Mit freundlicher Genehmigung des Karl Dietz Verlag Berlin.
Transkription: R. Kuli.
HTML-Markierung: Einde O’Callaghan für das Marxists’ Internet Archive.
Die jüngste Broschüre Kautskys, Nationalstaat, Imperialistischer Staat und Staatenbund (Nürnberg [1915], Fränkische Verlagsanstalt), ist zum Teil nur Wiederholung, zum Teil aber eine Ergänzung der Äußerungen, die er in verschiedenen Artikeln der Neuen Zeit zum gegenwärtigen Kriege getan hat.
Zunächst untersucht Kautsky das Wesen und die historische Rolle des Nationalstaates und weiß von ihm eine Menge Dinge zu erzählen, von denen kein Mensch bisher etwas wußte. So erfahren wir, daß der Nationalstaat sowohl eine unabweisbare logische Konsequenz der „modernen großstaatlichen Demokratie“ wie auch umgekehrt ihre unentbehrliche Grundlage ist. Nationalstaat und „moderne Demokratie“ – zweieinig sind sie, nicht zu trennen. Wir erfahren ferner, daß Österreich z. B. nur dadurch demokratisch zu regenerieren sei, daß es als Einheitsstaat in einen Bund von Nationalstaaten aufgelöst wird, daß auch von den „Grenzvölkern Rußlands“ eine solche Auflösung in Nationalstaaten „gefordert wird“ u. dgl. Während nach der bisherigen Auffassung der Sozialdemokratie die ganze nationale Phraseologie sowohl in Österreich wie in Rußland wie in Deutschland und überall vorzugsweise dazu diente, durch Verwirrung des Klassenkampfes die Geschäfte der Bourgeoisie und ihrer Klassenherrschaft zu besorgen, erleuchtet uns Kautsky, daß die nationalen Kämpfe innerhalb des heutigen Staates nur aus „dem demokratischen Empfinden“ fließen und um so stärker hervortreten, je stärker dieses Empfinden ist.

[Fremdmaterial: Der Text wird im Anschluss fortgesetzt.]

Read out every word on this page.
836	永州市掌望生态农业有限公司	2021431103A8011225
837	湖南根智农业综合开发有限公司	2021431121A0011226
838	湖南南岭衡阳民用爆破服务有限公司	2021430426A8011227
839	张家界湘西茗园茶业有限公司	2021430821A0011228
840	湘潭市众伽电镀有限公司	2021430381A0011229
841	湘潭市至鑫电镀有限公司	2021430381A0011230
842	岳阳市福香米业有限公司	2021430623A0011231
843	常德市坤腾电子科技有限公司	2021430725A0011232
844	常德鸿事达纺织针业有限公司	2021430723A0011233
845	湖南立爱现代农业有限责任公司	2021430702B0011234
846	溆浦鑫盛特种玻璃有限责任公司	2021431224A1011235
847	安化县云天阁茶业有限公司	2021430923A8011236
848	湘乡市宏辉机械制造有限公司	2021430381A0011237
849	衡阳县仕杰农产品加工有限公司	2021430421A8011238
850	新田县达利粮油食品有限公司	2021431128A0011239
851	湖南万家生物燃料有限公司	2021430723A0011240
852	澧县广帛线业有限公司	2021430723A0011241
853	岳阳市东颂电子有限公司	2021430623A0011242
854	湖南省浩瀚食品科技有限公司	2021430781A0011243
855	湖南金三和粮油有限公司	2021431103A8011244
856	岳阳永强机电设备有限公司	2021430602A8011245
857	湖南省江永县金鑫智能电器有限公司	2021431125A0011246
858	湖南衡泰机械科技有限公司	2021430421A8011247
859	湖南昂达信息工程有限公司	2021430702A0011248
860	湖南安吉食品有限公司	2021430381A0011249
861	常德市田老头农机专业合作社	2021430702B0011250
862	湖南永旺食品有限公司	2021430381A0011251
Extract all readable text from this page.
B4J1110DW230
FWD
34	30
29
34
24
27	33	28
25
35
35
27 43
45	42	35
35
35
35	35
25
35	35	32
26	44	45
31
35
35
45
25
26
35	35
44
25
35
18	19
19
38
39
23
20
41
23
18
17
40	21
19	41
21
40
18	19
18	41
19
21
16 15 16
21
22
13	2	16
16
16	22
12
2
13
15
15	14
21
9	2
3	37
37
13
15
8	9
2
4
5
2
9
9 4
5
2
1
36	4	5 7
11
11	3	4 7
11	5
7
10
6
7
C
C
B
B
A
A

Bei Kautsky verschwindet also vollständig die Auffassung des Nationalstaates als einer vorübergehenden, geschichtlich bedingten Phase der bürgerlichen Klassenherrschaft, einer Phase, die vom Imperialismus längst überwunden und am deutlichsten gerade in dem gegenwärtigen Weltkriege zu Grabe getragen wird. Für Kautsky ist der Nationalstaat ein Schema der modernen Demokratie und als solches zugleich das Zukunftsideal, ja das Programm der Sozialdemokratie! „Von der bürgerlichen Demokratie hat die Sozialdemokratie das Streben nach dem Nationalstaat übernommen“, fabuliert Kautsky (S.11), obwohl bis jetzt nicht eine einzige sozialdemokratische Partei bekannt ist, die ein solches „Streben“ auf ihr Programm geschrieben hätte, und obwohl bis jetzt, umgekehrt, das Zusammenschweißen der Proletarier ohne Unterschied der Nationalität in jedem Staate zum gemeinsamen Klassenkampf mit gemeinsamem Programm im Gegensatz zu kleinbürgerlichen Nationalbestrebungen als die Aufgabe der Sozialdemokratie betrachtet wurde. Die Sozialdemokratie erkannte freilich nach der Formulierung des Londoner Internationalen Kongresses aus dem Jahre 1896 [2] „das Selbstbestimmungsrecht jeder Nationalität“ an. Aber zwischen dieser Formel und dem“Streben zum Nationalstaat“ liegt eben der ganze Abgrund, der sozialistische Grundsätze von bürgerlichen politischen Programmen trennt. Seine verblüffende Entdeckung konnte Kautsky nur fertigbringen, weil er einfach in der blauen Luft der Abstraktion Nationalstaat und Demokratie identifiziert. Und da „Demokratie“ natürlich von der Sozialdemokratie „erstrebt“ wird, so ergibt sich daraus auf die einfachste Art von der Welt, daß wir auch nach dem Nationalstaat „streben“ müssen.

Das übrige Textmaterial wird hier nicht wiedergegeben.